That Pesky Early Withdrawal Penalty: It’s There for a Reason
Taxes – Early Withdrawal Penalty | One way for the government to potentially earn more tax revenue is by eliminating the early withdrawal penalty. This is the typical 10%-tax penalty on distributions from retirement accounts by people younger than age 59 ½.
If that penalty didn’t exist, investors may be more inclined to pull money out of their retirement accounts, whether to purchase necessities or to splurge on a luxury item. Without that penalty, they would pay only income taxes on the distribution, which seems somewhat equitable since they received a tax break on the contributions that went into the account. But paying 10% to the government on top of those taxes? It can be very discouraging.
On the one hand, that means the government will have to wait longer to receive tax revenues on those tax-deferred assets. On the other hand, it means the government will likely receive higher tax revenues because taxes will be due on long-appreciated capital gains. However, the other way the government benefits is because the more that people put away for retirement, the less they will have to rely on government benefit programs during retirement.
So, in many ways, the early withdrawal penalty is a win-win for both investors and the government, except during times when financial struggles are particularly difficult, such as during a pandemic. After the COVID-19 outbreak, millions of Americans lost income, and many had no choice but to pull money out of their retirement accounts to help make ends meet.
If you are considering making a withdrawal from your 401(k) — or any other investment account — to meet your current income needs, give us a call. We can review your financial situation to see if there may be a better way to leverage your assets that will help protect your potential for investment growth in the future.

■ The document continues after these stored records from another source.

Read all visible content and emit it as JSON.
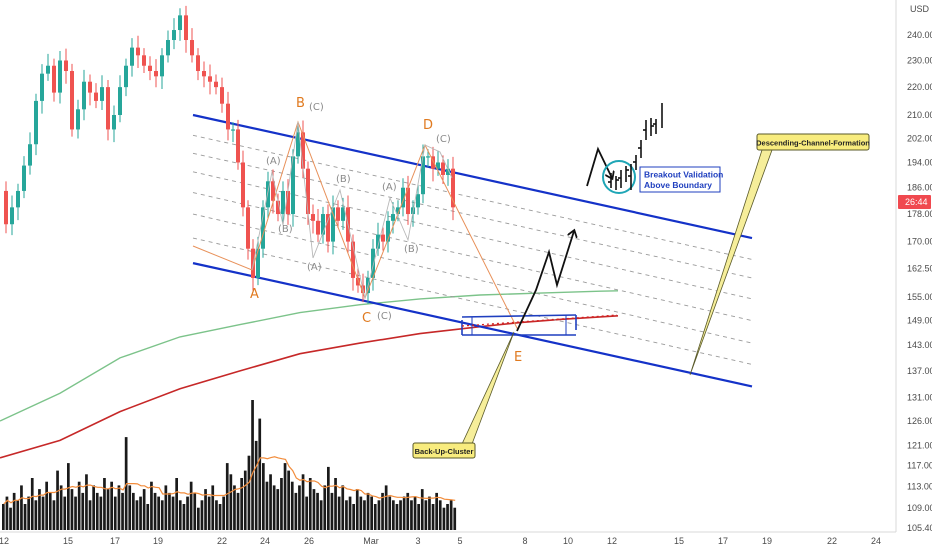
{
  "chart_data": {
    "type": "candlestick",
    "currency": "USD",
    "last_price_label": "26:44",
    "y_axis": {
      "scale": "log",
      "ylim": [
        105.4,
        250
      ],
      "ticks": [
        "240.00",
        "230.00",
        "220.00",
        "210.00",
        "202.00",
        "194.00",
        "186.00",
        "178.00",
        "170.00",
        "162.50",
        "155.00",
        "149.00",
        "143.00",
        "137.00",
        "131.00",
        "126.00",
        "121.00",
        "117.00",
        "113.00",
        "109.00",
        "105.40"
      ]
    },
    "x_axis": {
      "ticks": [
        "12",
        "15",
        "17",
        "19",
        "22",
        "24",
        "26",
        "Mar",
        "3",
        "5",
        "8",
        "10",
        "12",
        "15",
        "17",
        "19",
        "22",
        "24"
      ]
    },
    "price_series": {
      "name": "price",
      "points": [
        [
          0,
          185
        ],
        [
          6,
          175
        ],
        [
          12,
          180
        ],
        [
          18,
          185
        ],
        [
          24,
          193
        ],
        [
          30,
          200
        ],
        [
          36,
          215
        ],
        [
          42,
          225
        ],
        [
          48,
          228
        ],
        [
          54,
          218
        ],
        [
          60,
          230
        ],
        [
          66,
          226
        ],
        [
          72,
          205
        ],
        [
          78,
          212
        ],
        [
          84,
          222
        ],
        [
          90,
          218
        ],
        [
          96,
          215
        ],
        [
          102,
          220
        ],
        [
          108,
          205
        ],
        [
          114,
          210
        ],
        [
          120,
          220
        ],
        [
          126,
          228
        ],
        [
          132,
          235
        ],
        [
          138,
          232
        ],
        [
          144,
          228
        ],
        [
          150,
          226
        ],
        [
          156,
          224
        ],
        [
          162,
          232
        ],
        [
          168,
          238
        ],
        [
          174,
          242
        ],
        [
          180,
          248
        ],
        [
          186,
          238
        ],
        [
          192,
          232
        ],
        [
          198,
          226
        ],
        [
          204,
          224
        ],
        [
          210,
          222
        ],
        [
          216,
          220
        ],
        [
          222,
          214
        ],
        [
          228,
          205
        ],
        [
          233,
          205
        ],
        [
          238,
          194
        ],
        [
          243,
          180
        ],
        [
          248,
          168
        ],
        [
          253,
          160
        ],
        [
          258,
          168
        ],
        [
          263,
          180
        ],
        [
          268,
          188
        ],
        [
          273,
          182
        ],
        [
          278,
          178
        ],
        [
          283,
          185
        ],
        [
          288,
          178
        ],
        [
          293,
          196
        ],
        [
          298,
          204
        ],
        [
          303,
          192
        ],
        [
          308,
          178
        ],
        [
          313,
          176
        ],
        [
          318,
          172
        ],
        [
          323,
          178
        ],
        [
          328,
          170
        ],
        [
          333,
          180
        ],
        [
          338,
          176
        ],
        [
          343,
          180
        ],
        [
          348,
          170
        ],
        [
          353,
          160
        ],
        [
          358,
          158
        ],
        [
          363,
          156
        ],
        [
          368,
          160
        ],
        [
          373,
          168
        ],
        [
          378,
          172
        ],
        [
          383,
          170
        ],
        [
          388,
          176
        ],
        [
          393,
          178
        ],
        [
          398,
          180
        ],
        [
          403,
          186
        ],
        [
          408,
          178
        ],
        [
          413,
          180
        ],
        [
          418,
          184
        ],
        [
          423,
          196
        ],
        [
          428,
          196
        ],
        [
          433,
          192
        ],
        [
          438,
          194
        ],
        [
          443,
          190
        ],
        [
          448,
          192
        ],
        [
          453,
          180
        ]
      ]
    },
    "volume_series": {
      "name": "volume",
      "values": [
        7,
        9,
        6,
        10,
        8,
        12,
        7,
        9,
        14,
        8,
        11,
        9,
        13,
        10,
        8,
        16,
        12,
        9,
        18,
        11,
        9,
        13,
        10,
        15,
        8,
        12,
        10,
        9,
        14,
        11,
        13,
        9,
        12,
        10,
        25,
        12,
        10,
        8,
        9,
        11,
        7,
        13,
        10,
        9,
        8,
        12,
        10,
        9,
        14,
        8,
        7,
        9,
        13,
        10,
        6,
        8,
        11,
        9,
        12,
        8,
        7,
        9,
        18,
        15,
        12,
        10,
        14,
        16,
        20,
        35,
        24,
        30,
        18,
        13,
        15,
        12,
        11,
        14,
        18,
        16,
        13,
        10,
        12,
        15,
        9,
        14,
        11,
        10,
        8,
        12,
        17,
        10,
        14,
        9,
        12,
        8,
        9,
        7,
        11,
        9,
        8,
        10,
        9,
        7,
        8,
        10,
        12,
        9,
        8,
        7,
        8,
        9,
        10,
        8,
        9,
        7,
        11,
        8,
        9,
        7,
        10,
        8,
        6,
        7,
        8,
        6
      ]
    },
    "ma_green": {
      "name": "moving-average-green",
      "points": [
        [
          0,
          126
        ],
        [
          60,
          132
        ],
        [
          120,
          140
        ],
        [
          180,
          145
        ],
        [
          240,
          148
        ],
        [
          300,
          151
        ],
        [
          360,
          153
        ],
        [
          420,
          154.5
        ],
        [
          480,
          155.5
        ],
        [
          540,
          156
        ],
        [
          600,
          156.5
        ],
        [
          618,
          156.6
        ]
      ]
    },
    "ma_red": {
      "name": "moving-average-red",
      "points": [
        [
          0,
          118.5
        ],
        [
          60,
          122
        ],
        [
          120,
          128
        ],
        [
          180,
          133
        ],
        [
          240,
          137
        ],
        [
          300,
          141
        ],
        [
          360,
          143.5
        ],
        [
          420,
          145.8
        ],
        [
          480,
          147.5
        ],
        [
          520,
          148.5
        ],
        [
          560,
          149.3
        ],
        [
          618,
          150.2
        ]
      ]
    },
    "channel": {
      "upper": [
        [
          193,
          210
        ],
        [
          752,
          171
        ]
      ],
      "lower": [
        [
          193,
          164
        ],
        [
          752,
          133.5
        ]
      ],
      "midlines": [
        [
          [
            193,
            203
          ],
          [
            752,
            165
          ]
        ],
        [
          [
            193,
            197
          ],
          [
            752,
            160
          ]
        ],
        [
          [
            193,
            191
          ],
          [
            752,
            154.5
          ]
        ],
        [
          [
            193,
            184.5
          ],
          [
            752,
            149
          ]
        ],
        [
          [
            193,
            178
          ],
          [
            752,
            143.5
          ]
        ],
        [
          [
            193,
            171
          ],
          [
            752,
            138.5
          ]
        ]
      ]
    },
    "wave_labels": [
      "A",
      "B",
      "C",
      "D",
      "E"
    ],
    "sub_wave_labels": [
      "(A)",
      "(B)",
      "(C)",
      "(A)",
      "(B)",
      "(C)",
      "(A)",
      "(B)",
      "(C)",
      "(A)",
      "(B)",
      "(C)"
    ],
    "annotations": {
      "breakout_line1": "Breakout Validation",
      "breakout_line2": "Above Boundary",
      "channel_label": "Descending-Channel-Formation",
      "cluster_label": "Back-Up-Cluster"
    }
  }
}
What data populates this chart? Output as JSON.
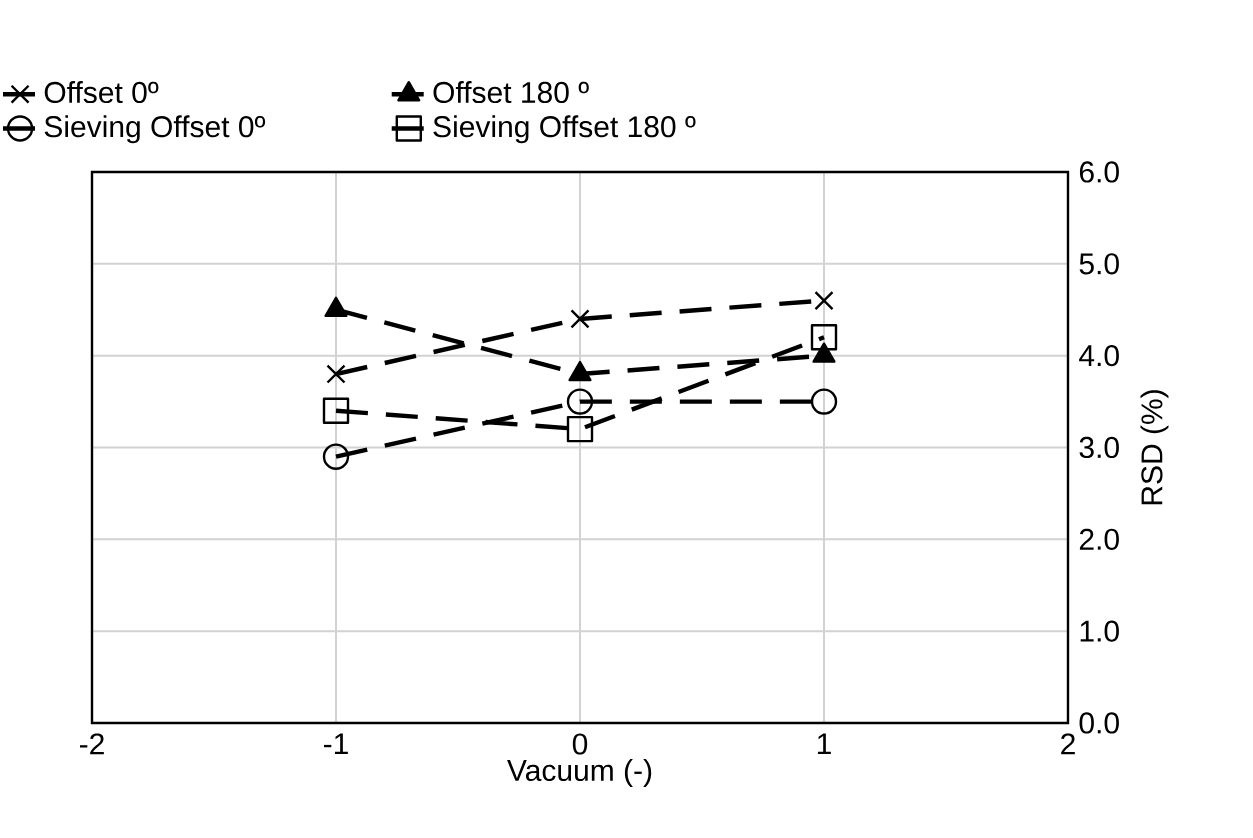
{
  "chart_data": {
    "type": "line",
    "xlabel": "Vacuum (-)",
    "ylabel": "RSD (%)",
    "x": [
      -1,
      0,
      1
    ],
    "series": [
      {
        "name": "Offset 0º",
        "color": "#000000",
        "marker": "cross",
        "values": [
          3.8,
          4.4,
          4.6
        ]
      },
      {
        "name": "Offset 180 º",
        "color": "#000000",
        "marker": "triangle",
        "values": [
          4.5,
          3.8,
          4.0
        ]
      },
      {
        "name": "Sieving Offset 0º",
        "color": "#000000",
        "marker": "circle",
        "values": [
          2.9,
          3.5,
          3.5
        ]
      },
      {
        "name": "Sieving Offset 180 º",
        "color": "#000000",
        "marker": "square",
        "values": [
          3.4,
          3.2,
          4.2
        ]
      }
    ],
    "xlim": [
      -2,
      2
    ],
    "xticks": [
      -2,
      -1,
      0,
      1,
      2
    ],
    "ylim": [
      0,
      6
    ],
    "yticks": [
      {
        "value": 0,
        "label": "0.0"
      },
      {
        "value": 1,
        "label": "1.0"
      },
      {
        "value": 2,
        "label": "2.0"
      },
      {
        "value": 3,
        "label": "3.0"
      },
      {
        "value": 4,
        "label": "4.0"
      },
      {
        "value": 5,
        "label": "5.0"
      },
      {
        "value": 6,
        "label": "6.0"
      }
    ],
    "grid": true,
    "legend": "top",
    "line_style": "dashed"
  }
}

Recognizing that Americans needed cash fast, the government stepped in with the CARES Act in the spring of 2020, permitting retirement account owners younger than age 59 ½ to withdraw up to $100,000 from their savings without paying the 10% penalty. That provision ended in 2020, but a major disaster declaration was signed into effect for account owners who experienced federally declared disasters, not including COVID. For example, during the Texas winter storm.
However, Olivia S. Mitchell, executive director of the Pension Research Council at Wharton School of Business, says withdrawing money early from retirement accounts for any reason is a terrible idea. According to Mitchell, the biggest danger to doing so is the opportunity risk, and she cited the following example:
Assume a 40-year-old withdraws $50,000 from her retirement account today. By retirement at age 67, she would have given up more than $223,000 in retirement assets (assuming an annual return of 5.7%). Converted into annual benefits, that’s about a $14,000/year reduction in retirement income for the rest of her life.
In other words, taking $50,000 out of your savings today may save you a 10% penalty, but it could potentially negatively affect your retirement lifestyle in the future.
If you did make a 401(k) distribution last year, note that the CARES Act also included a provision to help restore some of your potential investment gains. Investors have three years to pay the amount withdrawn back to the plan without any tax consequences — income taxes or the early withdrawal penalty. This is a substantial expansion period compared to the usual 60 days — and hopefully gives many retirement plan owners time to recoup and repay that “loan” to themselves.